Political analysts and sociologists speaking to Radio Dabanga already pointed out that the “policy of recycling people” indicates that the political and economic crises in Sudan caused internal conflicts within the government. This way, old elements unite again to face the current economic collapse in the country, according to Dr Haidar Ibrahim, sociologist and founder and director of the Sudanese Studies’ Centre.

“The regime is using the same expired medicine.” - Sarah Nugdallah

Adding to their criticism is Sarah Nugdallah, the secretary-general of the National Umma Party (NUP). “The Sudanese regime is repeating itself and using the same expired medicine,” she told Radio Dabanga after a press conference Sudanese opposition forces held at the Umma party’s headquarters in Khartoum on Monday.

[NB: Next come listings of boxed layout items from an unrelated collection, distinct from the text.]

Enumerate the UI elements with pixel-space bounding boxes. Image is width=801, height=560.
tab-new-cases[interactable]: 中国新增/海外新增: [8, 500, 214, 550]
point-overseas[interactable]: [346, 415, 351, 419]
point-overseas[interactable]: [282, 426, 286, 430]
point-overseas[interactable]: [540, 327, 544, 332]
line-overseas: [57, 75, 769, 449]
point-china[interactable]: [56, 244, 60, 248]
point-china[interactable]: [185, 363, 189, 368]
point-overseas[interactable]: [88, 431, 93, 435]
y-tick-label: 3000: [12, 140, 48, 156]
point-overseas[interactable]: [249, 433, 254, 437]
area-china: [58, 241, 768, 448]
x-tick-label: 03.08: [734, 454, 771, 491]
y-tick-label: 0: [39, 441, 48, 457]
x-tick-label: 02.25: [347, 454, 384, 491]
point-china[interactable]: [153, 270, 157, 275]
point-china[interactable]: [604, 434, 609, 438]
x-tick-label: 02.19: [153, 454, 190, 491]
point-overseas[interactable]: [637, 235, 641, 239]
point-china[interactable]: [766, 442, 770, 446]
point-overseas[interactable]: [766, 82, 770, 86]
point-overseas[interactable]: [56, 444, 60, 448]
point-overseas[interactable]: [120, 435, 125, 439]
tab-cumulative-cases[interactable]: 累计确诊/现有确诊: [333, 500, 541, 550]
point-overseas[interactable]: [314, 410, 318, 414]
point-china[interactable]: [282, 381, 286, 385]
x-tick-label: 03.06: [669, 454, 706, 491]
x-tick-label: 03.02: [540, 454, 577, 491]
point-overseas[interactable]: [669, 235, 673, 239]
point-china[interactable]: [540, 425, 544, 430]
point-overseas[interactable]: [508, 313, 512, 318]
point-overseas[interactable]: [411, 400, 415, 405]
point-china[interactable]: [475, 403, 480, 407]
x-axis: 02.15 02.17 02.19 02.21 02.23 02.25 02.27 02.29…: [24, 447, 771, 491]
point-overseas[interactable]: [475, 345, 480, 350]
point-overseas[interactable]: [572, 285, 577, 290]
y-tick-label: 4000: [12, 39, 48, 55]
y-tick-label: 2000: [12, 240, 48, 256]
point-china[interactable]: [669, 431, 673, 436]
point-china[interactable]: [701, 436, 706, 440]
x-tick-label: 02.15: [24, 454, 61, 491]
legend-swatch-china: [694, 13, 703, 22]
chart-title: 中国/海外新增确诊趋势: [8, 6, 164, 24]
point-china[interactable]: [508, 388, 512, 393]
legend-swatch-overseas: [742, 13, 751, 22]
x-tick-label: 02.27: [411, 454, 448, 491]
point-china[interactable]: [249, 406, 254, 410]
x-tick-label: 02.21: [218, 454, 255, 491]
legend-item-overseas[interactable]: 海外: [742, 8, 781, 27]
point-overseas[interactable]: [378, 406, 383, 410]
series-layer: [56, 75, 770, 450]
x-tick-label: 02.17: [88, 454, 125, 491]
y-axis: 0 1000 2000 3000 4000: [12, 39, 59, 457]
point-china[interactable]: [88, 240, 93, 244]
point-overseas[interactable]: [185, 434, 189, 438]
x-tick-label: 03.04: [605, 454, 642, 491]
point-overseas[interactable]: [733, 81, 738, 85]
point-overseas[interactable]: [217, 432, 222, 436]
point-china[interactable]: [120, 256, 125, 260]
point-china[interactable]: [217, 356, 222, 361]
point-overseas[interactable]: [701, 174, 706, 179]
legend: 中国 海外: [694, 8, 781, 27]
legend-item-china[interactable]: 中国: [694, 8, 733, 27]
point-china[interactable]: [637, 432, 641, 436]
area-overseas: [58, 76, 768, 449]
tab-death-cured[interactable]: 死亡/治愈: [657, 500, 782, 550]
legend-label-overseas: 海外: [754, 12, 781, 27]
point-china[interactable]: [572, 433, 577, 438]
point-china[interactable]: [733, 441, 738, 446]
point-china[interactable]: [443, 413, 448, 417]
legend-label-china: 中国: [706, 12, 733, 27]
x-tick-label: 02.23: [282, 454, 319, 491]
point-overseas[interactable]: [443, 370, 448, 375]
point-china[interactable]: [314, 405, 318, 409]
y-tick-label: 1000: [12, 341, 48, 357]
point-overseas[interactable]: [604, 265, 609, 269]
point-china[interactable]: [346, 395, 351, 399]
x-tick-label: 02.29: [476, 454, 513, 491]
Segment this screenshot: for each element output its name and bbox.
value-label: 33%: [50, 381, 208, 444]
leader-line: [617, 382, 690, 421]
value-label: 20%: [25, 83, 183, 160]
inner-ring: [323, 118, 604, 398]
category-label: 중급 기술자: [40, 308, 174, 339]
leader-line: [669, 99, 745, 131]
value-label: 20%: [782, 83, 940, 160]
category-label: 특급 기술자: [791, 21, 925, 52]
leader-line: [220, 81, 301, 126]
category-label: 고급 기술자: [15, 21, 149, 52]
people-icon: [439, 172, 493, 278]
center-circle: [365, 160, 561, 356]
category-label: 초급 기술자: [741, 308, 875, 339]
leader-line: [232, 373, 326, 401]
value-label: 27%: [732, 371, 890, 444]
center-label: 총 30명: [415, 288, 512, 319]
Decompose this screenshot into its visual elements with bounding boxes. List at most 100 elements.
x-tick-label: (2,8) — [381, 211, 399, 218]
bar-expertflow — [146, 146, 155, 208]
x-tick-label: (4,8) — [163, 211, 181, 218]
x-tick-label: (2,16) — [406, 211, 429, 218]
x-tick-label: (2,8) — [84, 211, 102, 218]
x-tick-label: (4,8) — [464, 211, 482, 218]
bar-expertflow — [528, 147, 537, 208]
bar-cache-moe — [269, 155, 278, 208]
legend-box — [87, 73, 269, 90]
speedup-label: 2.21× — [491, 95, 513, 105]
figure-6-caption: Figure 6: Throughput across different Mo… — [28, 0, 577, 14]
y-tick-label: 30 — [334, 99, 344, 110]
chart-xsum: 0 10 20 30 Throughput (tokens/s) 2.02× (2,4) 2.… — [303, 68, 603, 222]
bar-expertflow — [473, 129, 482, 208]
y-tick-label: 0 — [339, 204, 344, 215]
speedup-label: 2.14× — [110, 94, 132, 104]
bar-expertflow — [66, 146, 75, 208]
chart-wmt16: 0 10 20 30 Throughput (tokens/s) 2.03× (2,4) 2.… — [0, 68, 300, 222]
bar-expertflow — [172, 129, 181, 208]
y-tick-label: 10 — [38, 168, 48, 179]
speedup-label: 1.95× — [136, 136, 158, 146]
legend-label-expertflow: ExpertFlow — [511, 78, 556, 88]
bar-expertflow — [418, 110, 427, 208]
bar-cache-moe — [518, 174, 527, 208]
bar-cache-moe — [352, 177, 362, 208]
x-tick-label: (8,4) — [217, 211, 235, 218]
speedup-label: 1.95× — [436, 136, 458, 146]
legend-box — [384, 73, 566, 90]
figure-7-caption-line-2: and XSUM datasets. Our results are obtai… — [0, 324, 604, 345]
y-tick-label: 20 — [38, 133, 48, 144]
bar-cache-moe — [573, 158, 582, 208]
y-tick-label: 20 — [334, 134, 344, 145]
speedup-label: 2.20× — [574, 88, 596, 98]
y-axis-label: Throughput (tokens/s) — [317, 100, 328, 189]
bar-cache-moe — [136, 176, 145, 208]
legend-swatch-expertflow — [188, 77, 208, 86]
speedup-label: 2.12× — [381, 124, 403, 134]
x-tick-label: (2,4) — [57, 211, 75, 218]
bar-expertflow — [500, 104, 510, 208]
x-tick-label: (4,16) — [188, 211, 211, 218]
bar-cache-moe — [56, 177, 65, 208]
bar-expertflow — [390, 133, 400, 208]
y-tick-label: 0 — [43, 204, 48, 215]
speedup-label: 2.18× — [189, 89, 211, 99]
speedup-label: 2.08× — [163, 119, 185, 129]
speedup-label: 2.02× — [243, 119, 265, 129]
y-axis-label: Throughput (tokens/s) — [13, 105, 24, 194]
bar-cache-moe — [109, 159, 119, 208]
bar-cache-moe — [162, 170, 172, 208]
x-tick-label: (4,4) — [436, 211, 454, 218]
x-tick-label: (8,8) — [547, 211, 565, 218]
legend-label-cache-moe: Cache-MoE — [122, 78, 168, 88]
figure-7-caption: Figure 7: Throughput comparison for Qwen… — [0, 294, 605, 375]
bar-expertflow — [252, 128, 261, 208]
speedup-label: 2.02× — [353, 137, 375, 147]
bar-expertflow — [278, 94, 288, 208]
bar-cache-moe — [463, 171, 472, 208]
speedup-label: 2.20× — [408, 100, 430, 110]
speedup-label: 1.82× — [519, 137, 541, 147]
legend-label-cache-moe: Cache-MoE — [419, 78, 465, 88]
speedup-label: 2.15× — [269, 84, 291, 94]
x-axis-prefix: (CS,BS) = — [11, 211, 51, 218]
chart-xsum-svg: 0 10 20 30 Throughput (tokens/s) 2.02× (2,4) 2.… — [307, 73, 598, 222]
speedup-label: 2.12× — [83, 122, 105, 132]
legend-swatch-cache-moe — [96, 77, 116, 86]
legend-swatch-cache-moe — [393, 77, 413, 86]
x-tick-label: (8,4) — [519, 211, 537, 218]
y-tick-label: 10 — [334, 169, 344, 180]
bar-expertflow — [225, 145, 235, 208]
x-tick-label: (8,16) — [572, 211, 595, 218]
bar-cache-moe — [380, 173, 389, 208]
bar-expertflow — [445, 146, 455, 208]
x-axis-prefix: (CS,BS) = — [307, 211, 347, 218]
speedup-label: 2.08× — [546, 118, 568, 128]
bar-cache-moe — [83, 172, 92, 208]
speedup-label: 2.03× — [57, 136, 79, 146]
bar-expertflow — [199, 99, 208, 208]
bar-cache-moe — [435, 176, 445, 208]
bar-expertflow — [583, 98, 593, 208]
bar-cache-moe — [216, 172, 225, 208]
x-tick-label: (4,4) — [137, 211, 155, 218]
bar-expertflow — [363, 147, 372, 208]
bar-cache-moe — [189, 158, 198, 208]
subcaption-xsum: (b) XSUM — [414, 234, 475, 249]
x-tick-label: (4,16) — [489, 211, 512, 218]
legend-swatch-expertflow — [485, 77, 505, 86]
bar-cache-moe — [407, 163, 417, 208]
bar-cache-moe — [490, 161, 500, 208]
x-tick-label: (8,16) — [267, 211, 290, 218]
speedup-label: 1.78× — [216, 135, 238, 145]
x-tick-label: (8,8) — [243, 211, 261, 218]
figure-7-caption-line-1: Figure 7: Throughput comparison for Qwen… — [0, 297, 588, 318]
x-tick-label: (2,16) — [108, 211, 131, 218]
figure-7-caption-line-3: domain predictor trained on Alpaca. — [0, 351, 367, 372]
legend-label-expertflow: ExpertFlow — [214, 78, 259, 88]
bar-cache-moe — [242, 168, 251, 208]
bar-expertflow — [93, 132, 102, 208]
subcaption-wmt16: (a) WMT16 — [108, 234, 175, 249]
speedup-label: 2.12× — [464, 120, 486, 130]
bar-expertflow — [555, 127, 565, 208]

“These changes or amendments in administrative and ministerial positions do not affect the essence of the disease, and have nothing to do with the welfare of people and the interests of the homeland.” On behalf of the NUP, Nugdallah announced a programme of seminars, sit-ins, demonstrations and other peaceful activities in light of the government’s policies.

She called on people to not wait, but take the initiative of a resistance to end the regime and achieve aspirations for freedom, democracy and decent living. Sudan’s opposition parties began calling for mass rallies in the country in early January, in protest against new austerity measures that caused the prices of basic consumer goods to double, and in a number of commodities, to triple. Nugdallah was the NUP leader who called-out a vigil in Omdurman’s El Ahliya schoolyard in January and was detained by the security service.

Rebel groups

Yasir Arman, the deputy head of the Sudan People’s Liberation Movement North led by Malik Agar, told Radio Dabanga yesterday that the appointment of Saleh Abdallah Gosh as the NISS director is a way of “keeping the old programme with new faces that will neither change policies, nor resolve the economic problems”.

Also Abdelwahid El Nur, the leader of the Sudan Liberation Movement (SLM-AW) said that Gosh “has participated in the war and genocide in Darfur. His existence in the Sudanese government, therefore, will not change the nature of the regime.”